Menos remissões abdicativas, mais litígios

  • Miguel Almeida e Costa
  • 28 Fevereiro 2023

Perspetiva-se um aumento de litígios junto dos tribunais do trabalho, com a morosidade e custos inerentes para os envolvidos, os quais poderiam, de comum acordo pelas partes, ser evitados.

Recentemente, foi noticiada a aprovação da proposta do Bloco de Esquerda de alteração ao Código do Trabalho que retira aos trabalhadores a possibilidade de acordar com o empregador a remissão abdicativa de créditos laborais, salvo se por meio de transação judicial. Ou seja, no momento e após a cessação do contrato de trabalho, os trabalhadores deixam de poder prescindir de créditos laborais de que possam ser titulares, nomeadamente de retribuição por dias de férias não gozadas ou de horas de trabalho suplementar prestado, salvo se, instaurado um processo judicial para o efeito, o juiz homologue essa transação.

Ao contrário do que é anunciado, esta medida não funcionará como garantia de que os trabalhadores receberão tais créditos e não se descortinam as virtualidades que a mesma possa ter.

No contexto das relações laborais, a remissão abdicativa de créditos laborais surge habitualmente no momento da cessação dos contratos de trabalho, em particular quando esta ocorre no âmbito de um processo negocial entre empregador e trabalhador. Nestes casos, é normalmente negociada com o empregador o pagamento de uma compensação pecuniária de natureza global, cujo montante está na livre disponibilidade das partes. A este respeito, destaco que a lei já previa a presunção de que naquela compensação se encontram incluídos todos os créditos laborais vencidos ou exigíveis com a cessação do contrato de trabalho.
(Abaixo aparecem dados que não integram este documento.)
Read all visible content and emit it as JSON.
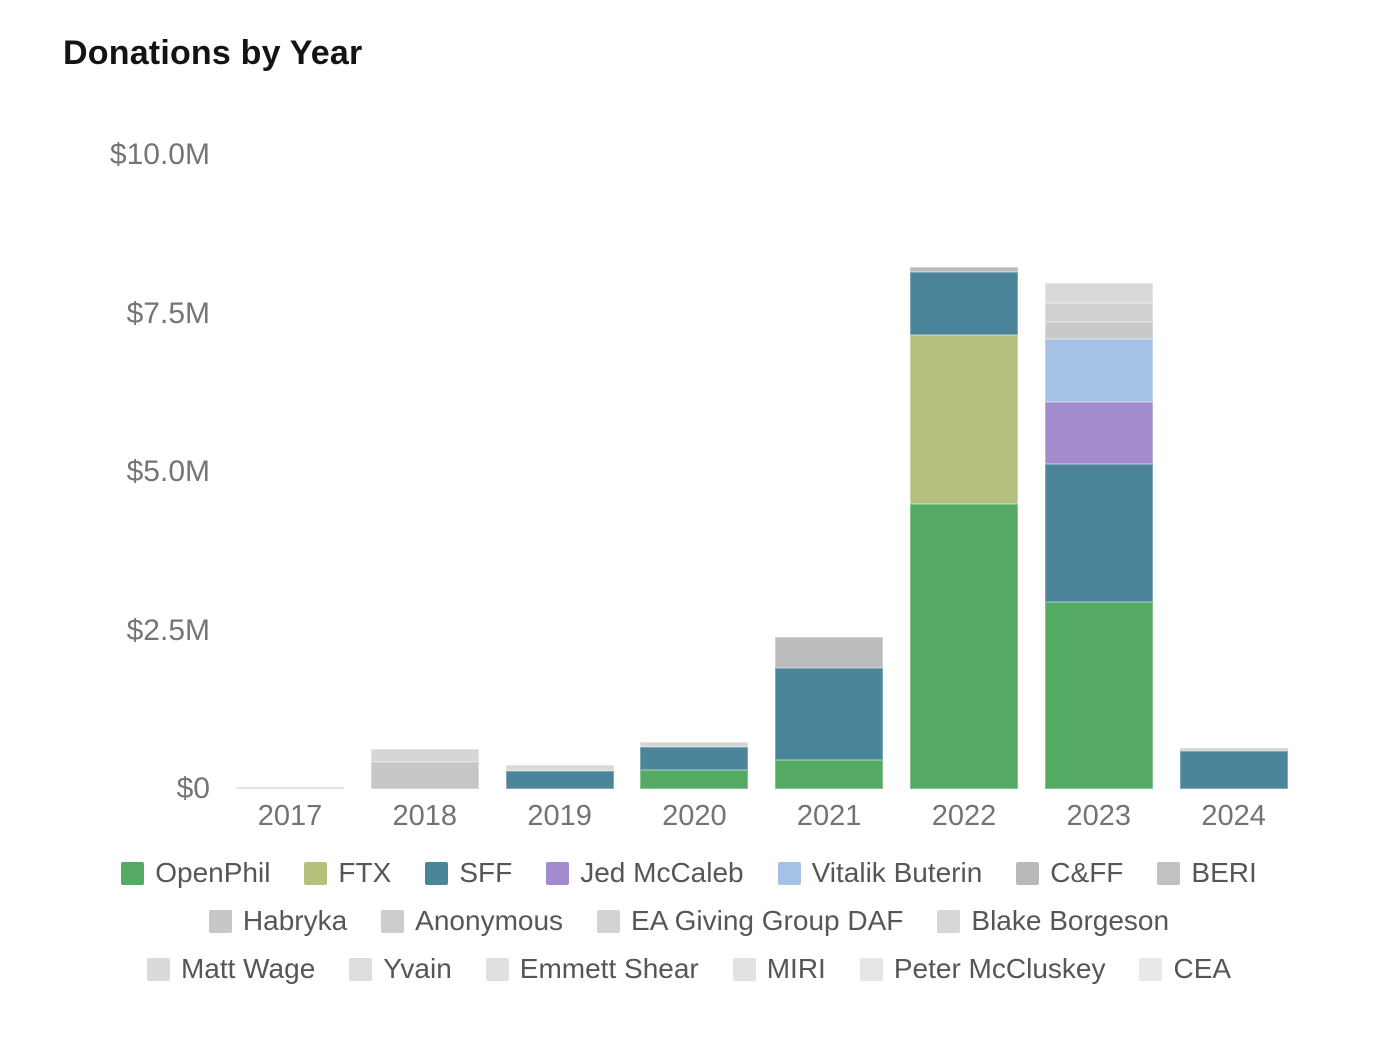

No processo negocial, os trabalhadores, legitimamente, negoceiam para si o recebimento de uma compensação adequada, nomeadamente acima dos valores previstos na lei, e os empregadores, com o respetivo pagamento, a garantia de que inexistirão quaisquer reclamações de créditos e litígios futuros, sejam estes devidos ou controvertidos.

Sucede que, ao trabalhador é permitido acordar com o seu empregador na revogação do contrato de trabalho, mas agora vai ficar limitado na definição dos termos em que o pode fazer. Inusitadamente, o trabalhador poderá “o mais” (cessar o contrato), mas não poderá “o menos” (definir quais os montantes a receber e a prescindir, se for o caso). Esta limitação, retirará o incentivo ao empregador para pagar a compensação pretendida pelo trabalhador. Em conclusão, o trabalhador perde capacidade negocial.

Antevê-se, portanto, a estatização das relações laborais, o descontentamento dos trabalhadores e incentivo à manutenção de postos de trabalho ineficientes.

Por outro lado, perspetiva-se um aumento de litígios junto dos tribunais do trabalho, com a morosidade e custos inerentes para os envolvidos, os quais poderiam, de comum acordo pelas partes, ser evitados.

Considerando que, para prevenir eventuais pressões ilegítimas, a lei já consagrava o direito aos trabalhadores de “arrependimento” da decisão de cessar o contrato de trabalho, a exercer no prazo de 7 dias após a assinatura do acordo de revogação do contrato de trabalho, salvo se o mesmo tivesse sido objeto de reconhecimento notarial presencial de assinatura, não vejo motivos para não considerar que, também aí, já se encontrava acautelada a garantia da liberdade da decisão do trabalhador de abdicar de outros direitos laborais de forma livre e consciente.

Em suma, com esta restrição, vislumbro com pessimismo uma maior judicialização das relações laborais, sem que da mesma resulte a garantia de uma maior proteção para os trabalhadores.